Und genau darum sollte es heute gehen. Fast eine Stunde lang wurde im Forum Börsenverein darüber diskutiert, manchmal auch gestritten – zum Beispiel über Verbünde vs. Individualität. Aber dazu später.
Zunächst ein Blick auf das Podium: Als Buchhändler waren Irmgard Clausen und Dennis Witton dabei, sie ist seit mehr als drei Jahrzehnten Inhaberin der Buchhandlung Riemann in Coburg, er hat zusammen mit einem Partner vor einem guten Jahr in Kerpen die Buchhandlung WortReich gegründet. Eher aus der Vogelperspektive steuerte Nikolaus Sondermann vom Institut für Handelsforschung (IfH) in Köln Erkenntnisse bei. Und, last not least: Moderiert wurde die Runde von Börsenblatt-Redakteur Stefan Hauck.
Wider den Mainstream
Die Struktur des Einzelhandels hat sich natürlich längst verändert – und das in anderen Branchen viel früher und noch deutlicher als im Buchhandel. Unter einer „Eintönigkeit der Filialisten“ würden vor allem die Innenstädte leiden, so Sondermann. „Aber der Fachhandel kann, mit einem klaren Profil, sehr wohl dagegen halten – gegen den Mainstream.“ Ein Instrument: Die Vorteile, die der stationäre Handel bietet, im Gespräch mit Kunden klarer zu benennen.

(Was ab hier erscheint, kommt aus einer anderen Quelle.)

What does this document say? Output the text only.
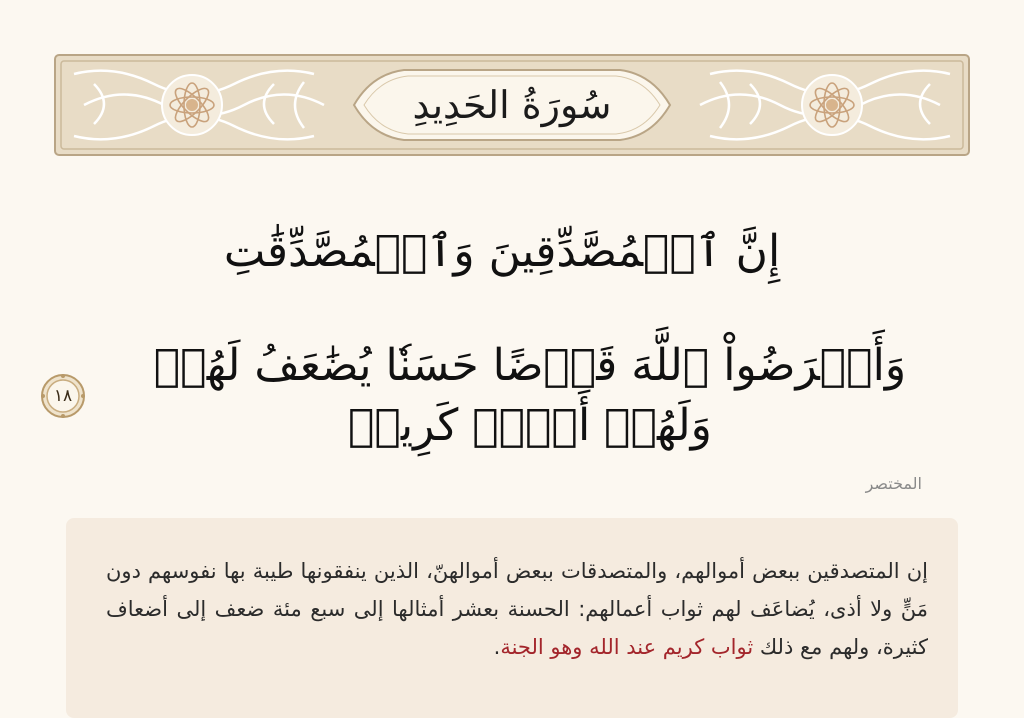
سُورَةُ الحَدِيدِ
إِنَّ ٱلۡمُصَّدِّقِينَ وَٱلۡمُصَّدِّقَٰتِ
وَأَقۡرَضُواْ ٱللَّهَ قَرۡضًا حَسَنٗا يُضَٰعَفُ لَهُمۡ وَلَهُمۡ أَجۡرٞ كَرِيمٞ
١٨
المختصر
إن المتصدقين ببعض أموالهم، والمتصدقات ببعض أموالهنّ، الذين ينفقونها طيبة بها نفوسهم دون مَنٍّ ولا أذى، يُضاعَف لهم ثواب أعمالهم: الحسنة بعشر أمثالها إلى سبع مئة ضعف إلى أضعاف كثيرة، ولهم مع ذلك ثواب كريم عند الله وهو الجنة.
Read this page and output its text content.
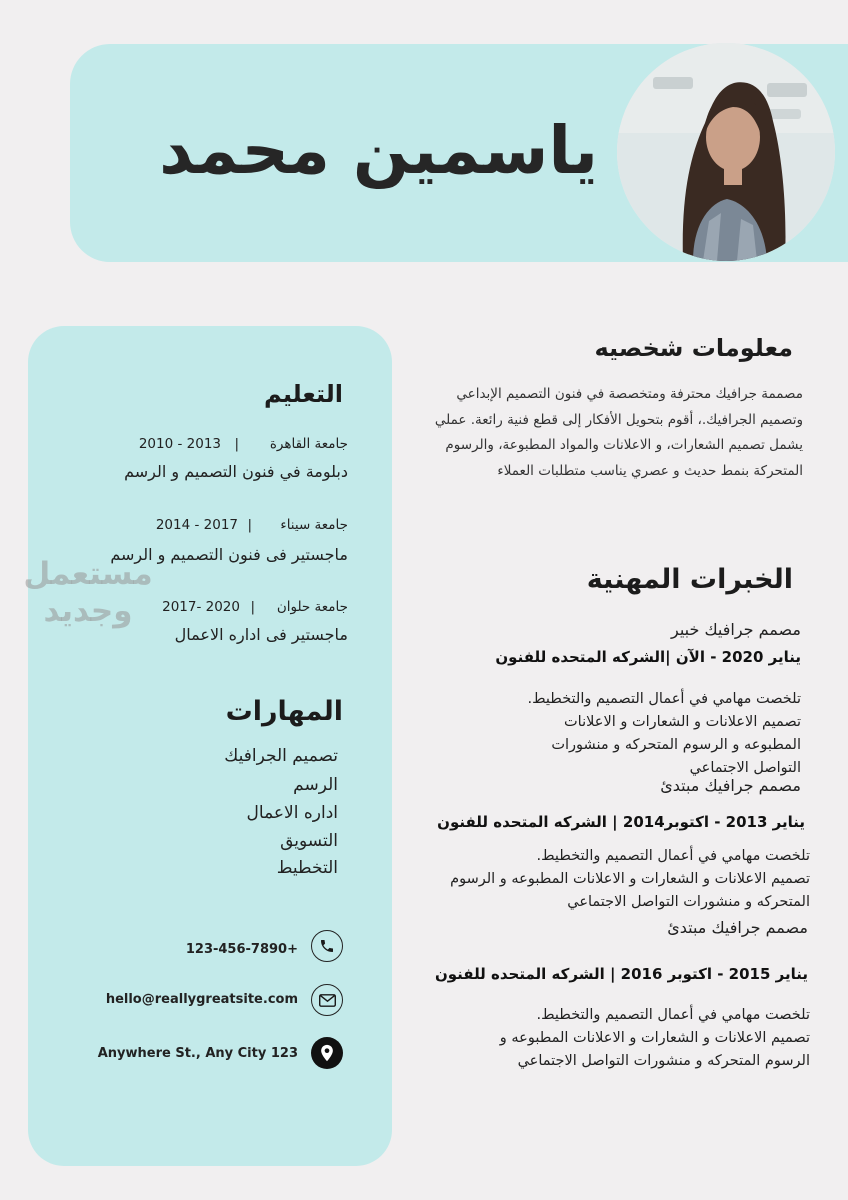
ياسمين محمد
التعليم
جامعة القاهرة
|
2010 - 2013
دبلومة في فنون التصميم و الرسم
جامعة سيناء
|
2014 - 2017
ماجستير فى فنون التصميم و الرسم
جامعة حلوان
|
2017- 2020
ماجستير فى اداره الاعمال
المهارات
تصميم الجرافيك
الرسم
اداره الاعمال
التسويق
التخطيط
123-456-7890+
hello@reallygreatsite.com
Anywhere St., Any City 123
معلومات شخصيه
مصممة جرافيك محترفة ومتخصصة في فنون التصميم الإبداعي وتصميم الجرافيك.، أقوم بتحويل الأفكار إلى قطع فنية رائعة. عملي يشمل تصميم الشعارات، و الاعلانات والمواد المطبوعة، والرسوم المتحركة بنمط حديث و عصري يناسب متطلبات العملاء
الخبرات المهنية
مصمم جرافيك خبير
يناير 2020 - الآن |الشركه المتحده للفنون
تلخصت مهامي في أعمال التصميم والتخطيط.
تصميم الاعلانات و الشعارات و الاعلانات
المطبوعه و الرسوم المتحركه و منشورات
التواصل الاجتماعي
مصمم جرافيك مبتدئ
يناير 2013 - اكتوبر2014 | الشركه المتحده للفنون
تلخصت مهامي في أعمال التصميم والتخطيط.
تصميم الاعلانات و الشعارات و الاعلانات المطبوعه و الرسوم
المتحركه و منشورات التواصل الاجتماعي
مصمم جرافيك مبتدئ
يناير 2015 - اكتوبر 2016 | الشركه المتحده للفنون
تلخصت مهامي في أعمال التصميم والتخطيط.
تصميم الاعلانات و الشعارات و الاعلانات المطبوعه و
الرسوم المتحركه و منشورات التواصل الاجتماعي
مستعمل
وجديد
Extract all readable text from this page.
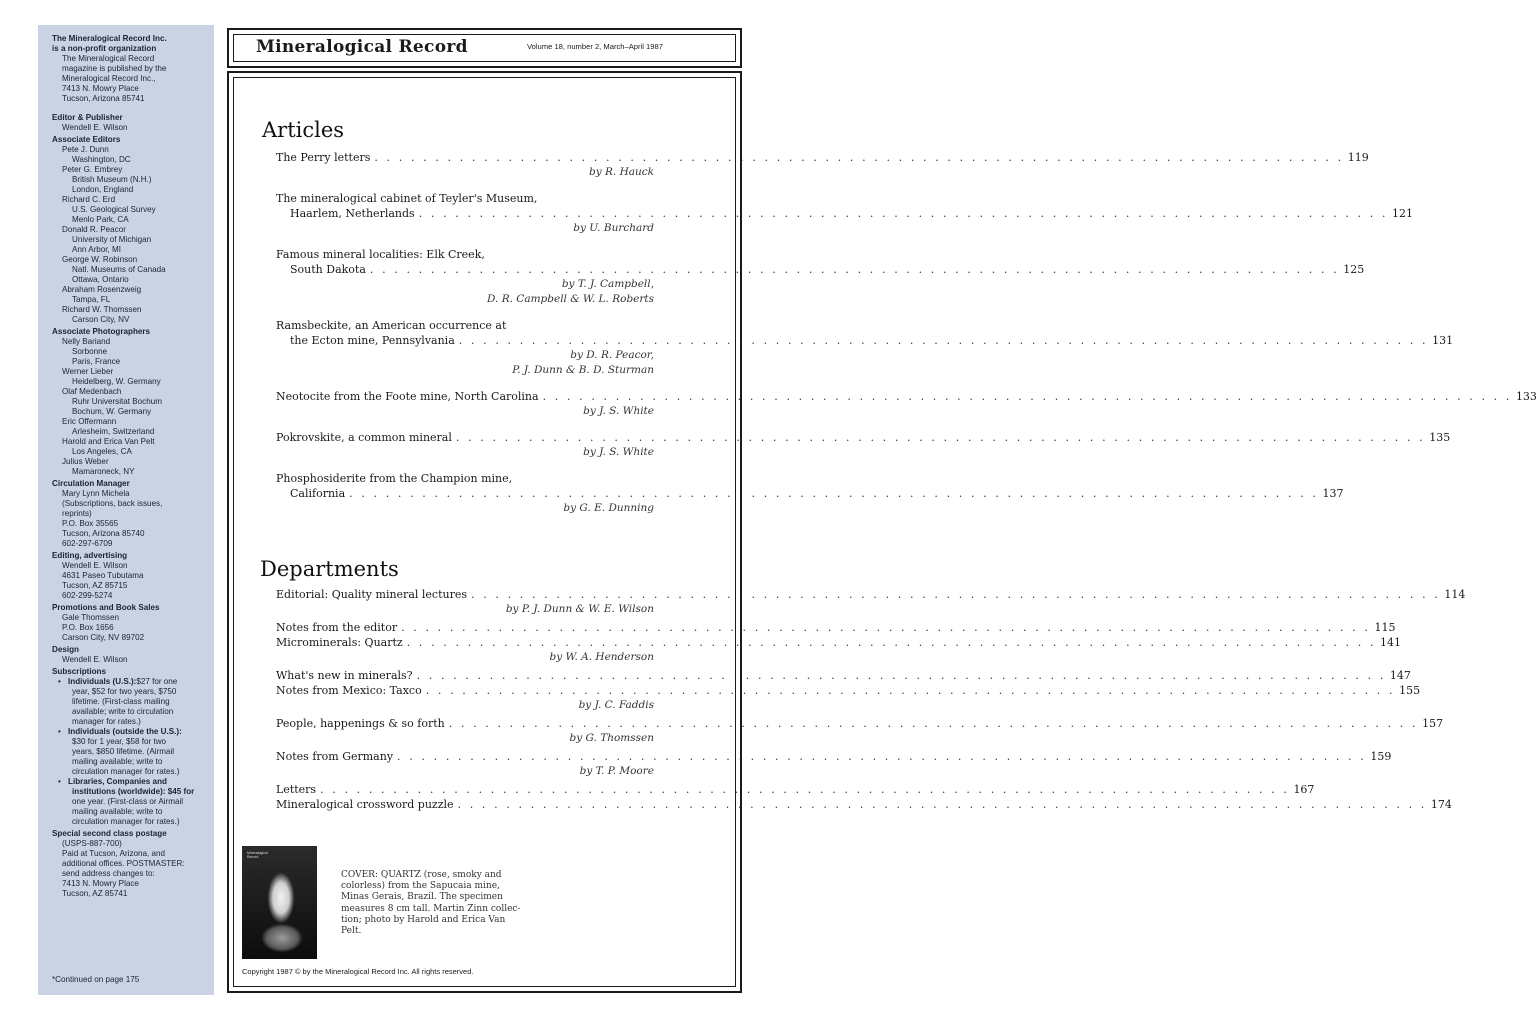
The Mineralogical Record Inc.
is a non-profit organization
The Mineralogical Record
magazine is published by the
Mineralogical Record Inc.,
7413 N. Mowry Place
Tucson, Arizona 85741
Editor & Publisher
Wendell E. Wilson
Associate Editors
Pete J. Dunn
Washington, DC
Peter G. Embrey
British Museum (N.H.)
London, England
Richard C. Erd
U.S. Geological Survey
Menlo Park, CA
Donald R. Peacor
University of Michigan
Ann Arbor, MI
George W. Robinson
Natl. Museums of Canada
Ottawa, Ontario
Abraham Rosenzweig
Tampa, FL
Richard W. Thomssen
Carson City, NV
Associate Photographers
Nelly Bariand
Sorbonne
Paris, France
Werner Lieber
Heidelberg, W. Germany
Olaf Medenbach
Ruhr Universitat Bochum
Bochum, W. Germany
Eric Offermann
Arlesheim, Switzerland
Harold and Erica Van Pelt
Los Angeles, CA
Julius Weber
Mamaroneck, NY
Circulation Manager
Mary Lynn Michela
(Subscriptions, back issues,
reprints)
P.O. Box 35565
Tucson, Arizona 85740
602-297-6709
Editing, advertising
Wendell E. Wilson
4631 Paseo Tubutama
Tucson, AZ 85715
602-299-5274
Promotions and Book Sales
Gale Thomssen
P.O. Box 1656
Carson City, NV 89702
Design
Wendell E. Wilson
Subscriptions
• Individuals (U.S.): $27 for one
year, $52 for two years, $750
lifetime. (First-class mailing
available; write to circulation
manager for rates.)
• Individuals (outside the U.S.):
$30 for 1 year, $58 for two
years, $850 lifetime. (Airmail
mailing available; write to
circulation manager for rates.)
• Libraries, Companies and
institutions (worldwide): $45 for
one year. (First-class or Airmail
mailing available; write to
circulation manager for rates.)
Special second class postage
(USPS-887-700)
Paid at Tucson, Arizona, and
additional offices. POSTMASTER:
send address changes to:
7413 N. Mowry Place
Tucson, AZ 85741
*Continued on page 175
Mineralogical Record	Volume 18, number 2, March–April 1987
Articles
The Perry letters . . . . . . . . . . . . . . . . . . . . . . . . . . . . . . . . . . . . . . . . . . . . . . . . . . . . . . . . . . . . . . . . . . . . . . . . . . . . . . . . 119
by R. Hauck
The mineralogical cabinet of Teyler's Museum,
Haarlem, Netherlands . . . . . . . . . . . . . . . . . . . . . . . . . . . . . . . . . . . . . . . . . . . . . . . . . . . . . . . . . . . . . . . . . . . . . . . . . . . . . . . . 121
by U. Burchard
Famous mineral localities: Elk Creek,
South Dakota . . . . . . . . . . . . . . . . . . . . . . . . . . . . . . . . . . . . . . . . . . . . . . . . . . . . . . . . . . . . . . . . . . . . . . . . . . . . . . . . 125
by T. J. Campbell,
D. R. Campbell & W. L. Roberts
Ramsbeckite, an American occurrence at
the Ecton mine, Pennsylvania . . . . . . . . . . . . . . . . . . . . . . . . . . . . . . . . . . . . . . . . . . . . . . . . . . . . . . . . . . . . . . . . . . . . . . . . . . . . . . . . 131
by D. R. Peacor,
P. J. Dunn & B. D. Sturman
Neotocite from the Foote mine, North Carolina . . . . . . . . . . . . . . . . . . . . . . . . . . . . . . . . . . . . . . . . . . . . . . . . . . . . . . . . . . . . . . . . . . . . . . . . . . . . . . . . 133
by J. S. White
Pokrovskite, a common mineral . . . . . . . . . . . . . . . . . . . . . . . . . . . . . . . . . . . . . . . . . . . . . . . . . . . . . . . . . . . . . . . . . . . . . . . . . . . . . . . . 135
by J. S. White
Phosphosiderite from the Champion mine,
California . . . . . . . . . . . . . . . . . . . . . . . . . . . . . . . . . . . . . . . . . . . . . . . . . . . . . . . . . . . . . . . . . . . . . . . . . . . . . . . . 137
by G. E. Dunning
Departments
Editorial: Quality mineral lectures . . . . . . . . . . . . . . . . . . . . . . . . . . . . . . . . . . . . . . . . . . . . . . . . . . . . . . . . . . . . . . . . . . . . . . . . . . . . . . . . 114
by P. J. Dunn & W. E. Wilson
Notes from the editor . . . . . . . . . . . . . . . . . . . . . . . . . . . . . . . . . . . . . . . . . . . . . . . . . . . . . . . . . . . . . . . . . . . . . . . . . . . . . . . . 115
Microminerals: Quartz . . . . . . . . . . . . . . . . . . . . . . . . . . . . . . . . . . . . . . . . . . . . . . . . . . . . . . . . . . . . . . . . . . . . . . . . . . . . . . . . 141
by W. A. Henderson
What's new in minerals? . . . . . . . . . . . . . . . . . . . . . . . . . . . . . . . . . . . . . . . . . . . . . . . . . . . . . . . . . . . . . . . . . . . . . . . . . . . . . . . . 147
Notes from Mexico: Taxco . . . . . . . . . . . . . . . . . . . . . . . . . . . . . . . . . . . . . . . . . . . . . . . . . . . . . . . . . . . . . . . . . . . . . . . . . . . . . . . . 155
by J. C. Faddis
People, happenings & so forth . . . . . . . . . . . . . . . . . . . . . . . . . . . . . . . . . . . . . . . . . . . . . . . . . . . . . . . . . . . . . . . . . . . . . . . . . . . . . . . . 157
by G. Thomssen
Notes from Germany . . . . . . . . . . . . . . . . . . . . . . . . . . . . . . . . . . . . . . . . . . . . . . . . . . . . . . . . . . . . . . . . . . . . . . . . . . . . . . . . 159
by T. P. Moore
Letters . . . . . . . . . . . . . . . . . . . . . . . . . . . . . . . . . . . . . . . . . . . . . . . . . . . . . . . . . . . . . . . . . . . . . . . . . . . . . . . . 167
Mineralogical crossword puzzle . . . . . . . . . . . . . . . . . . . . . . . . . . . . . . . . . . . . . . . . . . . . . . . . . . . . . . . . . . . . . . . . . . . . . . . . . . . . . . . . 174
Mineralogical Record
COVER: QUARTZ (rose, smoky and
colorless) from the Sapucaia mine,
Minas Gerais, Brazil. The specimen
measures 8 cm tall. Martin Zinn collec-
tion; photo by Harold and Erica Van
Pelt.
Copyright 1987 © by the Mineralogical Record Inc. All rights reserved.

Selbstbewusst pro Buchhandel
Irmgard Clausen ist so eine Fachhändlerin, der das gelingt. 205 Jahre sei ihre Buchhandlung jetzt alt und solle mindestens noch die 300 voll machen. Dafür müsse man aber lauter trommeln als bisher, den Kontakt zu seinen Kunden bewusst suchen – auch via Kundenmagazin (Clausen hat sogar ein eigenes) und lokale Medien. Das Wichtigste, aus ihrer Sicht: Persönlichkeit beweisen, witzig und geistreich sein, gegenüber den Kunden selbstbewusst pro Buchhandel zu argumentieren und sich vor Ort zu vernetzen. „Als Gesicht erkennbar zu sein“, wie sie sagt. „Das schafft kein Filialist und auch kein Onlinehändler.“
Außerdem nützlich, wenn auch mehr fürs Generelle: Marketingaktionen gemeinsam mit anderen Fachhändler vor Ort – und der „gnadenlos ehrliche“ Austausch mit Kollegen in einer Erfa-Gruppe. „Ich bin jetzt 58 und arbeite selbstständig, seitdem ich 21 war. Hätte ich nicht den Erfahrungsaustausch in meiner Erfa-Gruppe gehabt, wäre ich in jedem Jahrzehnt drei mal pleite gegangen.“
Dennis Witton hat sich noch keine Erfa-Gruppe gesucht („dafür war noch keine Zeit“). Ansonsten jedoch versucht er alles, was Clausen tut – wenn auch etwas anders akzentuiert und in kleinerem Rahmen. „Wir nutzen fast alles, was geht“, inklusive Facebook und Google Adwords.
Vorsicht Soße
Sich gegen Thalia, Amazon & Co zu behaupten, sei dennoch ein steiniger Weg, meinte Sondermann, und wunderte sich zugleich darüber, das sich bis heute nur wenige Buchhändler Verbünden und Einkaufsgenossenschaften anschließen. „In anderen Branchen ist der Kooperationsgrad deutlich höher“, sagte er – Clausen legte ihre Stirn in Falten. „Wir brauchen diese Farbe in der Branche, es darf nicht nur alles eine Soße sein.“ Verbünde, Einkaufsgenossenschaften? Bloß nicht, meinte sie. „Ich sehe da immer die gleichen alten Konzepte, Flyer undsoweiter.“ Sie bleibe da lieber unabhängig. Zu 100 Prozent.